そうして極力関わらないように視線をそらすのだ。
 ファブレ邸にあだなすと分かっている子供、それも幼いがゆえに抑えがきかないガイ。
周囲に気づかれているのも構わずに憎しみを纏う彼をこの屋敷におくのは、ガルディオスかホドの民への謝罪のためか。 復讐されても仕方がないと思っているのか、ガルディオスを復興すべきだと考えているかは分からない。 それともあんな子供に自分や騎士が負けるわけない、こどもごときになにができると・・・高をくくっているのか。
 俺は父上と言葉を交わさないし、心の内を打ち明けてくれるわけでもないので、あの人が何を考えているかはわかるわけもないが。
けれどたまにガイをみて悩むような表情をする父上をみるようになった。
たかだか一兵でしかないジョゼットが父上に呼ばれ、たびたび外に出て行くようになったのもこの頃だ。


 二度目の人生。
この世界では、ガイと俺たちの間では、幼馴染なんて言葉は口に出す余地さえない。
むしろ敵。そういう雰囲気しか存在していない。
 それをさびしいと思いこそすれ、嬉しいとはさすがに思わない。
けれどオレの中の『』がささやくのだ。“当然”だと。
 今なら『黒筆 』としての知識もあるからいえるのだが、たしかにガイの行動は子供だったからと許される度合いを超えている。
それに・・・以前、親友だ。育ての親だというわりには、一度さえかばってくれたことはなかったし、アグゼリュスのときなど聞く耳を持たなかった。
それはガイだけではなく、他のパーティーメンバーも同じであるが・・・。
 もう一度ティアを好きになれといわれても無理だ。
今回は理性が先に働くのだ。あそこまでけなされて、好きだとか言われても困る。

 思い返した「ルーク」としての旅路に、『』としての知識もある《俺》は思わず眉をしかめた。
振り返ってみれば見るほどに、行き当たりばったりの旅で、周囲のことなど一切考えず自分中心のご都合主義軍団だ。 あれでよく世界が救えたものだと関心さえする。
 気持ちとしては、あの怒涛のような一年の旅は、いろいろと知ることが出来たし、楽しかったのだろうとは思う。
けれど楽しさや私情だけで、俺はもう動けない。

“識って”しまったから。

その俺の感情に呼応するように、世界も歪み始めていたから。


 きっと今日の夢は、それを案じするもの。
この先異なる形で出会う「かつての仲間たち」との出会いと、その差異によってうまれる双方の感情の変化。
ナタリアのように、恋愛感情は消えたが、より側にいたいと思えるようになるかもしれない。
ガイのように話したくても話すことさえままならず、悲しく思うこともあるかもしれない。
いや。
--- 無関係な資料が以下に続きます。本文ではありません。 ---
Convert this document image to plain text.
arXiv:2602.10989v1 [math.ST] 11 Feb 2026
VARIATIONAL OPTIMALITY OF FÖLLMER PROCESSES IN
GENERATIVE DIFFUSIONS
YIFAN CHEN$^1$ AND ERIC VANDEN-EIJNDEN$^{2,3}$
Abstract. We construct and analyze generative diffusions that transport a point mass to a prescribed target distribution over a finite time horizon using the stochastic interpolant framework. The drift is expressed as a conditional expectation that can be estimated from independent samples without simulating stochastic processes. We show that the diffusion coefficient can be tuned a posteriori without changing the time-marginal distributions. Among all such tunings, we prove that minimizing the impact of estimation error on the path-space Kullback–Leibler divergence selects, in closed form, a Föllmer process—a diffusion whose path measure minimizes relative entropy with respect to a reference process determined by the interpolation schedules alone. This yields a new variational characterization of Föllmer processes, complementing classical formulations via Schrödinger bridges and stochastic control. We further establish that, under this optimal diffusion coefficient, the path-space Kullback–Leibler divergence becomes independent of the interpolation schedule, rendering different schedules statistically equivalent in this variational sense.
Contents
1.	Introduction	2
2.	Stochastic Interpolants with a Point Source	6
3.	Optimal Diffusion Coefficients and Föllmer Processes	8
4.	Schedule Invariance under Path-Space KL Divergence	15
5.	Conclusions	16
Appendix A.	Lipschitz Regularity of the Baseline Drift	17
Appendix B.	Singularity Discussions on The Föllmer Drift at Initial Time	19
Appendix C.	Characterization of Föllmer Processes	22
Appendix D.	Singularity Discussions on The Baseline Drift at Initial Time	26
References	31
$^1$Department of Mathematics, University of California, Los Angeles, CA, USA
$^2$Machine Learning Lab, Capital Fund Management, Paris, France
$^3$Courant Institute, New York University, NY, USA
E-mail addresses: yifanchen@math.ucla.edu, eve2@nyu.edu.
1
きっとある。
だから、ここからさき、俺が俺として生きている限り。いくども様々なものを「過去」と比べるはめになるだろう。
そのたびに、違いに悲しんだり、一喜一憂するのだろう。



 ヴァンに浚われたのは被験者ルーク。
ならばレプリカルークが時期に誕生する。
この世界の被験者ルークである《俺》が、彼の手によってファブレの屋敷から連れ出された時点で、新たな運命の歯車は回り始めているはずだ。

遅かれ早かれ“こと”は起こるのだろう。





 これから俺が生きるためには――覚悟が、必要だ。
コレは全部悪い夢で。目が覚めたら、そこは暖かい陽だまりであればいいのに・・・


 有り得ないとわかっていて

  《俺》はもう一度瞼を閉じた。



今度はいい夢が見れますように。











※ルークであってルークじゃないけど、やっぱりルークな自分。